Theft and Fraud-Related Offenses

  • Misuse of funeral trust funds or escrow account funds: 5 years after the death of the settlor or purchaser
  • Forgery of an instrument to pay money: 5 years after maturity of the forged instrument
  • Felony theft (value $750 or more): 5 years after the crime
  • Misdemeanor theft (value less than $750): 2 years after the crime

(Ind. Code § 35-41-4-2 (2024).)

When Does the Statute of Limitations Start in Indiana?

Generally, the statute of limitations starts when the crime occurs. But in circumstances where it's difficult to discover the crime or a victim might be particularly scared to report it, the law might delay the starting of the time clock (called "tolling") or extend the limitations period.
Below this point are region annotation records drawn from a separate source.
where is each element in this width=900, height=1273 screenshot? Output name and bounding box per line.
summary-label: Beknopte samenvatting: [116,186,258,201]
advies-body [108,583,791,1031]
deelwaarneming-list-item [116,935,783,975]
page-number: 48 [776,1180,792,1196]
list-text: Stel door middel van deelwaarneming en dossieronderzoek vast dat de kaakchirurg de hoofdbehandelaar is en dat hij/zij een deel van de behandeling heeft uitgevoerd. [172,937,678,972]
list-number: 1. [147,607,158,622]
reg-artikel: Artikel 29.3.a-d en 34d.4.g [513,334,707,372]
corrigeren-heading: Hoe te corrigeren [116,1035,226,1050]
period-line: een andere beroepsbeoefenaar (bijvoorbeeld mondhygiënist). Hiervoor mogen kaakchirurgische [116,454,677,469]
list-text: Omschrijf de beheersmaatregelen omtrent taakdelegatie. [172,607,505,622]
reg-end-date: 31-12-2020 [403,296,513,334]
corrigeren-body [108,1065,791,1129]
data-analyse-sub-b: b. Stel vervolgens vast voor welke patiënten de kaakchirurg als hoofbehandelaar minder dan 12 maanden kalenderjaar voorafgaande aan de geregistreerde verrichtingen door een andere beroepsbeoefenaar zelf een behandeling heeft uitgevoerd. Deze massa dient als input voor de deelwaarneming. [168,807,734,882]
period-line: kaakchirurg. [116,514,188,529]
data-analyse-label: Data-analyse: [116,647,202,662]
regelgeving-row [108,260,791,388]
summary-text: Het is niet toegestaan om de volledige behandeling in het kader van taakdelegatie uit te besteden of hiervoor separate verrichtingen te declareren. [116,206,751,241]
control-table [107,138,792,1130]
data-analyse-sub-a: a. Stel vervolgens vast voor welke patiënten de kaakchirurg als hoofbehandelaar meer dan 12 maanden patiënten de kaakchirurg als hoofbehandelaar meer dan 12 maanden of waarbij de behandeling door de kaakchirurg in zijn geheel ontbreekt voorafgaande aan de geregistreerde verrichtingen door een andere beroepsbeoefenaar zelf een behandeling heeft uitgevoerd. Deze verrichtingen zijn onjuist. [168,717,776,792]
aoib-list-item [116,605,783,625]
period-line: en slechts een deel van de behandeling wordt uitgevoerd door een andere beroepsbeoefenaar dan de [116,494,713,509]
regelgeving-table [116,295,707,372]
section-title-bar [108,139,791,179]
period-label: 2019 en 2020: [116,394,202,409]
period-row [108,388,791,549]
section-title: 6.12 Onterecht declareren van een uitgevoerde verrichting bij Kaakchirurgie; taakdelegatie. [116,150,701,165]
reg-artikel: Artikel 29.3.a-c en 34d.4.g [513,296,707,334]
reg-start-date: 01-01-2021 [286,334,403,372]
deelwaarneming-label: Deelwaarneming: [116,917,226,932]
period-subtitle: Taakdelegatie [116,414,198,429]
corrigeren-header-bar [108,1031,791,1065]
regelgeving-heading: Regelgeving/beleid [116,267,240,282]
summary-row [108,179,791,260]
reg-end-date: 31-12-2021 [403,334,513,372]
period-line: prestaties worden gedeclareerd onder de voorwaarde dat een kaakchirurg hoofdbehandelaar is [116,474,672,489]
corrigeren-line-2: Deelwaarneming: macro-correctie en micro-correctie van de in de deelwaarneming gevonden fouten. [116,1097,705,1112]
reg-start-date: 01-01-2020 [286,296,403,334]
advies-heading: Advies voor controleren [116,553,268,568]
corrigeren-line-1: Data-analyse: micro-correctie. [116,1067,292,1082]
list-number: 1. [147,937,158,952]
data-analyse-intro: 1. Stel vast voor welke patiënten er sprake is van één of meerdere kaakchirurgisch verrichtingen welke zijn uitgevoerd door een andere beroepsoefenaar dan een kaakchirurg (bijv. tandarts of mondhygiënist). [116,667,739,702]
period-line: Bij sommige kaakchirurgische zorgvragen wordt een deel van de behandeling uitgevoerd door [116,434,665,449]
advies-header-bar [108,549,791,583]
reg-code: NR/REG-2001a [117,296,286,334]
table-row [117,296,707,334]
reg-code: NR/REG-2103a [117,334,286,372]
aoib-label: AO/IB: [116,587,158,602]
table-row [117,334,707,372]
Misconduct in public office. For instance, Indiana law extends a prosecutor's window to charge crimes for theft or conversion of public funds or bribery while in public office. The clock doesn't run during any time the elected or appointed official is in public office.

Securities violations. Indiana delays starting the time clock until the discovery of crimes involving commodities, loan brokers, securities, and the cemetery perpetual care fund. The five-year clock doesn't start to run until the state first discovers or should have discovered the crime.

DNA evidence. Indiana law also allows a prosecutor to bring a Level 3, 4, or 5 (Class B or C) felony that would otherwise be time-barred within one year after the state discovers or should have discovered evidence sufficient to charge the offender through DNA analysis.

Sex crimes. Charges for Level 3 (Class B) felony rape or criminal deviate conduct that would otherwise be time-barred may be brought within five years after: (1) the state discovers evidence sufficient to charge the offender through DNA; (2) the state discovers a recording that provides evidence to charge the crime; or (3) a person confesses to the crime. The same five-year extension applies to certain sex crimes committed against children.

Evading prosecution. Also, if a person tries to "evade" (avoid) arrest for a crime, the law gives the prosecutor extra time to file charges. In Indiana, the statute of limitations doesn't run while the defendant is absent from the state, conceals oneself, or conceals evidence of the offense.

The clock stops when the prosecutor files criminal charges, the grand jury issues an indictment, the date a valid arrest warrant is granted, or the date police arrest the suspect with probable cause.

(Ind. Code § 35-41-4-2 (2024).)

Time to Talk to a Lawyer

Statutes of limitations can be confusing, especially when exceptions apply. Also, a crime that results in several charges could have more than one limitations period. Consult a knowledgeable attorney in your area to understand how the statutes of limitations apply in a specific case.